Unfortunately, it isn’t nearly so simple in the real world. Instead, many agencies hide their GTFS behind a “clickwrap” license, or even require a login to download the feed. In a few particularly bad cases, developers even have to sign an agreement and return it (on paper) to get access to a feed. Some agencies don’t host their own feeds at all, instead depending on sites like the GTFS Data Exchange.

So, what are some best practices for hosting GTFS feeds?

  • Don’t rely on third parties: Think of this in terms of paper maps and schedules. How would riders feel if a transit agency told them to pick up transit maps and timetables not at the agency’s offices or stations, but rather some unrelated third party? If a transit agency has a Web site (as almost all do), then it should be capable of hosting its own GTFS feed. Sure, some agencies will complain about what their content management system “won’t let them do”, or complain that they must go through some arduous process to upload new content, but in 2014 running a Web site is a basic competency for almost any organization. Depending on a third-party site introduces additional risk and additional points of failure.
  • Help developers discover feeds: Developers shouldn’t have to hunt for GTFS feeds–there should be a prominent link on every agency’s homepage. Bonus points for participating in any applicable data catalogs, like these operated by ODOT and MassDOT for agencies in their respective states.
  • No login, no clickwrap: GTFS feeds should be downloadable by any Internet user, without having to log in or accept a license agreement. This is a must-have for being able to automate downloads of updated GTFS feeds, an essential part of any large-scale passenger information system. Don’t make it needlessly hard for developers to use your GTFS feed – if you can’t download it with wget, then you’re just making work for feed users. The only piece of information a developer should need to know to use an agency’s GTFS feed is the URL—a clean, simple URL like http://www.bart.gov/dev/schedules/google_transit.zip.

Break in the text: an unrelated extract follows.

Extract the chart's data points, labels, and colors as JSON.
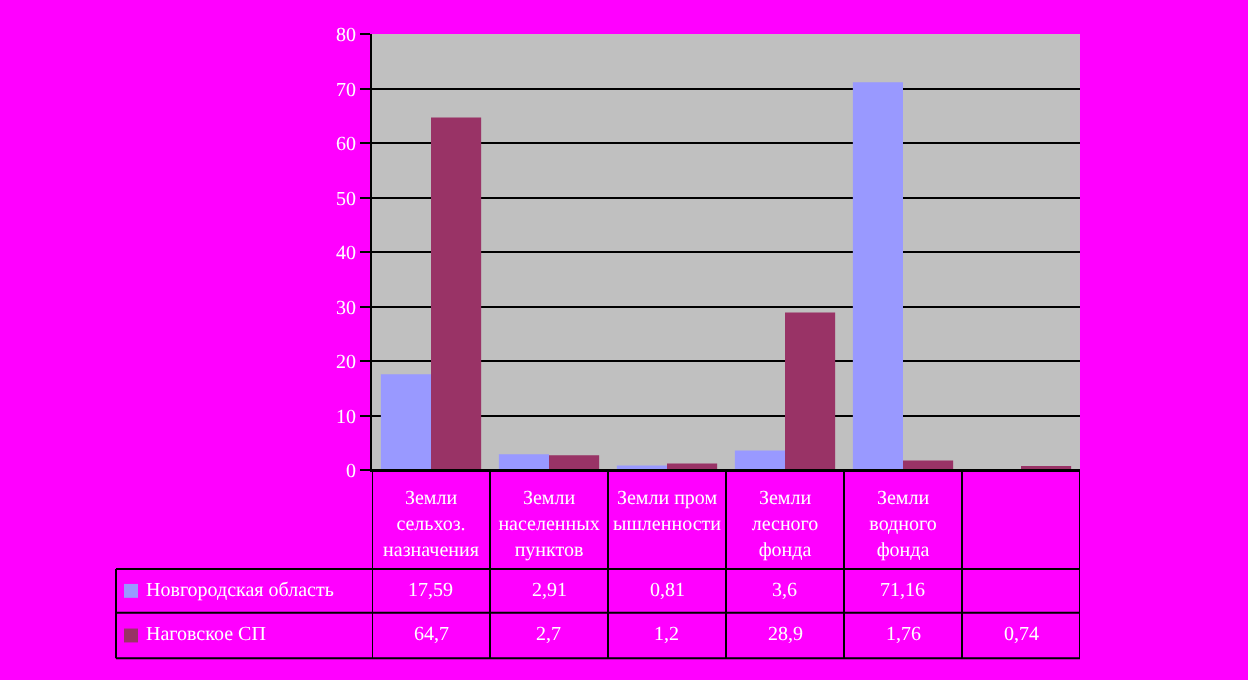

  • Support conditional HTTP GET: GTFS feeds rarely change every day, but it’s still important to get updates as soon as they’re available. But downloading a large feed (some can be 20 MB or more) every day is wasteful. So how can feed consumers stay up-to-date without wasting a lot of bandwidth? Feed producers should support conditional HTTP GET, using either the ETag or Last-Modified headers.

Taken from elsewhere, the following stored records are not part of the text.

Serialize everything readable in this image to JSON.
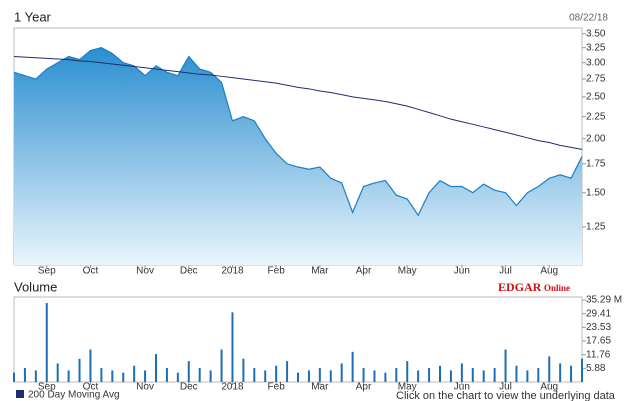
{
  "chart_data": [
    {
      "type": "area",
      "title": "1 Year",
      "subtitle": "08/22/18",
      "categories": [
        null,
        null,
        null,
        "Sep",
        null,
        null,
        null,
        "Oct",
        null,
        null,
        null,
        null,
        "Nov",
        null,
        null,
        null,
        "Dec",
        null,
        null,
        null,
        "2018",
        null,
        null,
        null,
        "Feb",
        null,
        null,
        null,
        "Mar",
        null,
        null,
        null,
        "Apr",
        null,
        null,
        null,
        "May",
        null,
        null,
        null,
        null,
        "Jun",
        null,
        null,
        null,
        "Jul",
        null,
        null,
        null,
        "Aug",
        null,
        null,
        null
      ],
      "series": [
        {
          "color": "#1b7fc4",
          "values": [
            2.85,
            2.8,
            2.75,
            2.9,
            3.0,
            3.1,
            3.05,
            3.2,
            3.25,
            3.15,
            3.0,
            2.95,
            2.8,
            2.95,
            2.85,
            2.8,
            3.1,
            2.9,
            2.85,
            2.7,
            2.2,
            2.25,
            2.2,
            2.0,
            1.85,
            1.75,
            1.72,
            1.7,
            1.72,
            1.62,
            1.58,
            1.35,
            1.55,
            1.58,
            1.6,
            1.48,
            1.45,
            1.33,
            1.5,
            1.6,
            1.55,
            1.55,
            1.5,
            1.57,
            1.52,
            1.5,
            1.4,
            1.5,
            1.55,
            1.62,
            1.65,
            1.62,
            1.82
          ]
        },
        {
          "name": "200 Day Moving Avg",
          "color": "#1f2f6b",
          "values": [
            3.1,
            3.09,
            3.08,
            3.07,
            3.06,
            3.05,
            3.03,
            3.02,
            3.0,
            2.98,
            2.96,
            2.94,
            2.92,
            2.9,
            2.88,
            2.86,
            2.84,
            2.82,
            2.81,
            2.79,
            2.77,
            2.75,
            2.73,
            2.71,
            2.69,
            2.66,
            2.63,
            2.61,
            2.58,
            2.56,
            2.53,
            2.5,
            2.48,
            2.46,
            2.44,
            2.41,
            2.38,
            2.34,
            2.3,
            2.26,
            2.22,
            2.19,
            2.16,
            2.13,
            2.1,
            2.07,
            2.04,
            2.01,
            1.98,
            1.96,
            1.93,
            1.91,
            1.89
          ]
        }
      ],
      "log_scale": true,
      "ylim": [
        1.02,
        3.61
      ],
      "yticks": [
        {
          "value": 1.25,
          "label": "1.25"
        },
        {
          "value": 1.5,
          "label": "1.50"
        },
        {
          "value": 1.75,
          "label": "1.75"
        },
        {
          "value": 2,
          "label": "2.00"
        },
        {
          "value": 2.25,
          "label": "2.25"
        },
        {
          "value": 2.5,
          "label": "2.50"
        },
        {
          "value": 2.75,
          "label": "2.75"
        },
        {
          "value": 3,
          "label": "3.00"
        },
        {
          "value": 3.25,
          "label": "3.25"
        },
        {
          "value": 3.5,
          "label": "3.50"
        }
      ]
    },
    {
      "type": "bar",
      "title": "Volume",
      "color": "#1b6fb8",
      "categories": [
        null,
        null,
        null,
        "Sep",
        null,
        null,
        null,
        "Oct",
        null,
        null,
        null,
        null,
        "Nov",
        null,
        null,
        null,
        "Dec",
        null,
        null,
        null,
        "2018",
        null,
        null,
        null,
        "Feb",
        null,
        null,
        null,
        "Mar",
        null,
        null,
        null,
        "Apr",
        null,
        null,
        null,
        "May",
        null,
        null,
        null,
        null,
        "Jun",
        null,
        null,
        null,
        "Jul",
        null,
        null,
        null,
        "Aug",
        null,
        null,
        null
      ],
      "values": [
        4,
        6,
        5,
        34,
        8,
        5,
        10,
        14,
        6,
        5,
        4,
        7,
        5,
        12,
        6,
        4,
        9,
        6,
        5,
        14,
        30,
        10,
        6,
        5,
        7,
        9,
        4,
        5,
        6,
        5,
        8,
        13,
        6,
        5,
        4,
        6,
        9,
        5,
        6,
        7,
        5,
        8,
        6,
        5,
        6,
        14,
        7,
        5,
        6,
        11,
        8,
        7,
        10
      ],
      "ylim": [
        0,
        36.6
      ],
      "yticks": [
        5.88,
        11.76,
        17.65,
        23.53,
        29.41,
        {
          "value": 35.29,
          "label": "35.29 M"
        }
      ]
    }
  ],
  "logo": {
    "name": "EDGAR",
    "suffix": "Online"
  },
  "footer_note": "Click on the chart to view the underlying data"
}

Agencies may balk at some of these recommendations—”But we have to track usage of the feed! But we have to have a signed license agreement!”—but the simple fact is that there are plenty of agencies that get it right. There are plenty of agencies that use a simple, reasonable license, and plenty of agencies that host their GTFS at a stable URL that supports automated downloads. If you demand a signed license agreement, or make developers log in to access the feed, you make it harder for developers to use your data. When you make it hard for developers to use your data in their apps, you make it harder for transit riders to get service information, because many riders’ first stop when they need transit information is a third-party smartphone app.